CJUE, grande ch., arrêt du 22 juin 2021, affaires jointes C-682/18 Youtube et C-683/18 Cyando

Par un arrêt du 22 juin 2021, la Cour de Justice de l’Union Européenne rappelle les contours de la responsabilité des exploitations de plateformes en ligne du fait de la publication par leurs utilisateurs de contenus contrefaisants.

Par cet arrêt en date du 22 juin 2021, la Cour de Justice de l’Union Européenne (ci-après « CJUE ») rappelle qu’en l’état actuel du droit, les exploitants de plateformes en ligne ne sont pas, en principe, responsables en cas de publication illicite par leurs utilisateurs de contenus protégés par le droit d’auteur.

Notons que la CJUE se fonde sur plusieurs textes parmi lesquels la directive 2001/29 sur le droit d’auteur et la directive 2000/31 sur le commerce électronique, à l’exclusion de la nouvelle directive 2019/790 sur le droit d’auteur et les droits voisins.

La CJUE a estimé dans cet arrêt que « l’exploitant d’une plateforme de partage de vidéos ou d’une plateforme d’hébergement et de partage de fichiers, sur laquelle des utilisateurs peuvent mettre illégalement à la disposition du public des contenus protégés, n’effectue pas une ‘communication au public’ de ceux-ci, (…), à moins qu’il ne contribue, au-delà de la simple mise à disposition de la plateforme, à donner au public accès à de tels contenus en violation du droit d’auteur. »

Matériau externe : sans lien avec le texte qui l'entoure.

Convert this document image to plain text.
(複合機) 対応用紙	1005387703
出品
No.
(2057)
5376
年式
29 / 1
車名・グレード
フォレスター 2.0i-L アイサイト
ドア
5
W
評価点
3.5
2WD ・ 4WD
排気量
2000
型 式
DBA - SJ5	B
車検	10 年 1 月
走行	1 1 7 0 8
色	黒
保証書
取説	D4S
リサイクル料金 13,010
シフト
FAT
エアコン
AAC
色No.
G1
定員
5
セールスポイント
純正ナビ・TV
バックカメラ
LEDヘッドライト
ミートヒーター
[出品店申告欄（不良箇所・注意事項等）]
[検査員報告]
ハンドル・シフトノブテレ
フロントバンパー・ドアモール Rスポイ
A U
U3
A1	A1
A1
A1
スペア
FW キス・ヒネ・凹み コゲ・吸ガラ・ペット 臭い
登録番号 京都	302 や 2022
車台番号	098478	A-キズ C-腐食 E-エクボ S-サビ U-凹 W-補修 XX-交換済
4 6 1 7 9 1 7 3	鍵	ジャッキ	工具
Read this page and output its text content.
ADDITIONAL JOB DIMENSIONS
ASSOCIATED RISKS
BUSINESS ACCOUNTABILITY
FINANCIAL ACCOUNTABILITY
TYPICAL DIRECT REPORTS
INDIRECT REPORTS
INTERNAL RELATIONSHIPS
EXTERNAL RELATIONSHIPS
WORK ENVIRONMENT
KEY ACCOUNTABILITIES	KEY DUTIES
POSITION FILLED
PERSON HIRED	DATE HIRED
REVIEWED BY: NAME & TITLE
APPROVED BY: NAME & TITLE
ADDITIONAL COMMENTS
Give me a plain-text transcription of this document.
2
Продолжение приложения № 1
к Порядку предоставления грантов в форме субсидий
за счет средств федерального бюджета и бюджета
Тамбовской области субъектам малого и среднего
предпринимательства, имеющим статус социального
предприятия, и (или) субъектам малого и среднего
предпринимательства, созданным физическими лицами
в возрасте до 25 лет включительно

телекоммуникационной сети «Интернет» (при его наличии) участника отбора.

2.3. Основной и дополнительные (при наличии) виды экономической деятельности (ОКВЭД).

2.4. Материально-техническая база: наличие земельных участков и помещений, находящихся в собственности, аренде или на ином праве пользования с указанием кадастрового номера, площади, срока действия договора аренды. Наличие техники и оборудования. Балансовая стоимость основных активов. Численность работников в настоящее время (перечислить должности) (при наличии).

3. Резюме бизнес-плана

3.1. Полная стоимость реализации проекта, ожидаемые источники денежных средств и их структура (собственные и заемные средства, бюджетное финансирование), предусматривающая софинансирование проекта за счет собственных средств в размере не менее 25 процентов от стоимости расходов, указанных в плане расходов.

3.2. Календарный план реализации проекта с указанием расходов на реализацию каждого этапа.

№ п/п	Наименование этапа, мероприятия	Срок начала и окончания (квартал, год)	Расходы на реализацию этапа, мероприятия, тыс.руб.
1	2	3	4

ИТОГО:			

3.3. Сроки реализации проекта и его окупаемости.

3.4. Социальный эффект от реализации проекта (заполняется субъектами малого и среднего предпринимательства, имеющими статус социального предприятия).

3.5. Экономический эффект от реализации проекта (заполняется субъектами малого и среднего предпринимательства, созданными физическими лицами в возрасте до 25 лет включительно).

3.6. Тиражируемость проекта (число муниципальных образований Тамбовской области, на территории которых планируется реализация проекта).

Rappelons que la notion de « communication au public » au sens de la directive 2001/29 couvre toute communication au public non présent au lieu d’origine de la communication, et plus précisément toute transmission ou retransmission, de cette nature, d’une œuvre au public, par fil ou sans fil, en ce compris la radiodiffusion.

La CJUE indique donc que par principe, les exploitants de plateformes ne sont pas responsables de contrefaçon en ce qu’ils ne font pas eux-mêmes une communication au public. Néanmoins, ces derniers peuvent être tenus responsables lorsqu’ils ont concrètement connaissance de la mise à disposition sans autorisation de contenus protégés par leurs utilisateurs et s’abstiennent de les effacer ou d’en bloquer l’accès promptement.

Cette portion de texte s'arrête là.